Tenho alguns vícios confessáveis. Ler e comer. Um, para alimentar o espírito, o outro, para saciar os instintos. Não necessariamente nessa ordem de preferência ou intenções. Afinal, ainda que haja a navalha do peso, ameaças apocalípticas do colesterol e da medicina, comer continua a ser ritual de importância quase divina. Não me refiro à comida da sobrevivência, mas à supérflua. Aquela, ingerida para satisfazer as células bestiais que anseiam o requinte de uma especiaria indiana, a festa dos sentidos causada por um creme de maracujá, servida em um prato largo, com calda quente e canela nas bordas, a excitação diante de ostras gratinadas, ou de um Tiramissu.
Até mesmo a simplicidade de uma salada de melancia com creme de leite, do tomate batizado por manjericão, um peixe fresco assado na telha, na praia, ou o doce de tomate de minha mãe. Fraquejo, ainda, diante das tentações da carne- e mente quem diz que a carne é fraca- e os molhos que adornam as massas com sabores de todas as latitudes. Como não faço restrições, nada a declarar contra o baião de dois, o mangalô, a farofa de banana, o meninico de carneiro, ou a maniçoba de um domingão qualquer. Mas é que falamos aqui de outro clima, contexto e apetite.
Comer é arte que vai além do mastigar automático dos maxilares. E, quem assistiu Festa de Babette, sabe a magia de um banquete especial. Comer exige abnegação, entrega, sensibilidade. Desprendimento. Deve-se comer, buscando tudo, menos saciar a fome. Quem come para matar a fome não tem tempo para decifrar as nuances de um tempero, de uma erva escondida por trás de muitos outros sabores, nem traduzir a alquimia das combinações. E Shakespeare já dizia, ou devia ter dito: “ Deus, está nos detalhes” É preciso, portanto, comer como quem ora, estando certo que comer começa muito antes do primeiro garfo adentrar o espaço sagrado de sua boca. Comer envolve a iluminação local, a música, o tom do atendimento- não excessivamente íntimo, não irritantemente impessoal-, a decoração que ameniza os olhos, a temperatura ambiente, por vezes desconfortável, e o delicadíssimo cuidado com a limpeza e os toilletes.

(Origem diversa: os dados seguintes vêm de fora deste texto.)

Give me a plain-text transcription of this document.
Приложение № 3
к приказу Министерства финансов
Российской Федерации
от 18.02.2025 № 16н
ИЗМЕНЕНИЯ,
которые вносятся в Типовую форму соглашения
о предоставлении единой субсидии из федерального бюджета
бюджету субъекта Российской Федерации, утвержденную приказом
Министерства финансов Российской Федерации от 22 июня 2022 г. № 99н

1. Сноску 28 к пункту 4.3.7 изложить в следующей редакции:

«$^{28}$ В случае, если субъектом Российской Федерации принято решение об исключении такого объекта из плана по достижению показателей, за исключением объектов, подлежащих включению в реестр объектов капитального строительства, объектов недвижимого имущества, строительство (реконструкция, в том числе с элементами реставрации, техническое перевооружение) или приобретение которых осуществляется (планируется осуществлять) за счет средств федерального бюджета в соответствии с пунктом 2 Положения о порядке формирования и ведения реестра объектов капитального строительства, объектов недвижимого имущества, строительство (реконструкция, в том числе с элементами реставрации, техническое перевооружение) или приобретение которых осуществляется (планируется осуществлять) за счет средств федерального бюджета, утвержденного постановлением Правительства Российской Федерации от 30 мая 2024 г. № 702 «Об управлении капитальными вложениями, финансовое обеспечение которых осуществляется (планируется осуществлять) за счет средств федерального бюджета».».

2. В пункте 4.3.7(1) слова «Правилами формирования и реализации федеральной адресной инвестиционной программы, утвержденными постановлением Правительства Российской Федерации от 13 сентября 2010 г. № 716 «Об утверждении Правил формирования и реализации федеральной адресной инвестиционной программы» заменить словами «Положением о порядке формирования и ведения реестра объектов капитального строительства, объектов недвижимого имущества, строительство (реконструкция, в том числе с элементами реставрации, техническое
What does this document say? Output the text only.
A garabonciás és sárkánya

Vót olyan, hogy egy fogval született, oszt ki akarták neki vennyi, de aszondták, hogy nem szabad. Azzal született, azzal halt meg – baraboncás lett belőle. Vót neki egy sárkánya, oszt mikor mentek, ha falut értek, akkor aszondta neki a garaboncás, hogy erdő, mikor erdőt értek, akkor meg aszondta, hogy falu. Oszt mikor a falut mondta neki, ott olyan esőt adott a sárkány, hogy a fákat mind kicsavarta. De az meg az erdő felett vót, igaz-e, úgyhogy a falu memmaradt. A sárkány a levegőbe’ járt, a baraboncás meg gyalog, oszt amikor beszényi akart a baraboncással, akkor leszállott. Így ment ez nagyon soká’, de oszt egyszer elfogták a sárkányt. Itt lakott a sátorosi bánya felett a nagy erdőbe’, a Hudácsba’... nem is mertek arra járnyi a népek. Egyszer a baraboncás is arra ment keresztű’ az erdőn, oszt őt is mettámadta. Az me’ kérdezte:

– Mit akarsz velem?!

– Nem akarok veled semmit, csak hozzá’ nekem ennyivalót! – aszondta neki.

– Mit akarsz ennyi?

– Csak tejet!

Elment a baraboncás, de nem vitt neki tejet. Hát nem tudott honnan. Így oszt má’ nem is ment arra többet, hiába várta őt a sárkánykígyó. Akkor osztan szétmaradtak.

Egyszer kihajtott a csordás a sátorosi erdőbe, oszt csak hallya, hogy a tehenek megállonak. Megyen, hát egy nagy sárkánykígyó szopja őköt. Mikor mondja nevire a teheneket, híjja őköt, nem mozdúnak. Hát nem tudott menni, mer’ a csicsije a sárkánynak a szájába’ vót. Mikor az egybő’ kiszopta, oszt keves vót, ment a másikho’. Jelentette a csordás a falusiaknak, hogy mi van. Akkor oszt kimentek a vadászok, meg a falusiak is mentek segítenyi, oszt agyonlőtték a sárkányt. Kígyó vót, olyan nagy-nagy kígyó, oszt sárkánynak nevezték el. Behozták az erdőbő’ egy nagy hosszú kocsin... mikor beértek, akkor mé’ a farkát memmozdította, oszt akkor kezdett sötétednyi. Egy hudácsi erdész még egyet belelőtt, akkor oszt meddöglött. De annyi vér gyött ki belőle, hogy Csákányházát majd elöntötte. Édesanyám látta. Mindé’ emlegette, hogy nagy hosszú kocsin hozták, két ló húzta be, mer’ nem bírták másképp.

A bebida deve ser um enlace que aguça e atiça os instintos para o ritual da alimentação, sempre, se possível, com a companhia desejada. Embora estejamos longe do tempo em que se conquistava um homem pelo estômago, havendo fartura de argumentos mais prazerosos e tentadores, um jantar perfeito pode ser a passagem secreta para uma noite inesquecível e a posse definitiva da alma e corpo do amado ou amada. Nada deve destoar, pois os sentidos devem estar todos atendidos, para que você dedique seu humor e percepções exclusivamente à comida. Ah, mas há ainda a comida. Que deve ser satisfatória no trivial- qualidade mínima- e insuperável quando for ousadia.
Um bom restaurante precisa não cometer pecados no deja vu e ser tão sedutor, quando inova, como um decote feminino cortado na medida precisa. Aquele que sugere anatomia de beleza impensável, mas não revela tudo, deixando parte da descoberta a quem lhe toma. As poções não devem deixar a impressão que somos um consumidor lesado, nem o prato deve demorar o tempo de uma gestação. A comida, entretanto, não deve apenas ter conteúdo. É preciso que tenha também beleza. Ainda que não artesanal como na cozinha japonesa- que muito se preocupa com a estética- mas deve ser ornamentada o suficiente para demonstrar engenhosidade e arte, pois não se deve esquecer que o restaurante tem que atender não só ao corpo, mas essencialmente ao espírito. Aliás, a ciência já sabe que a primeira fase da digestão - dita cefálica- começa antes que se coma o alimento. Não é a toa que andamos por aí a dizer que fulano ou fulana, nos deixa com água na boca.
Enfim, os orientais homenageiam seus mortos com comida, mas, eu, ocidental, pecador, me rendo mesmo é a celebração da vida. À mesa.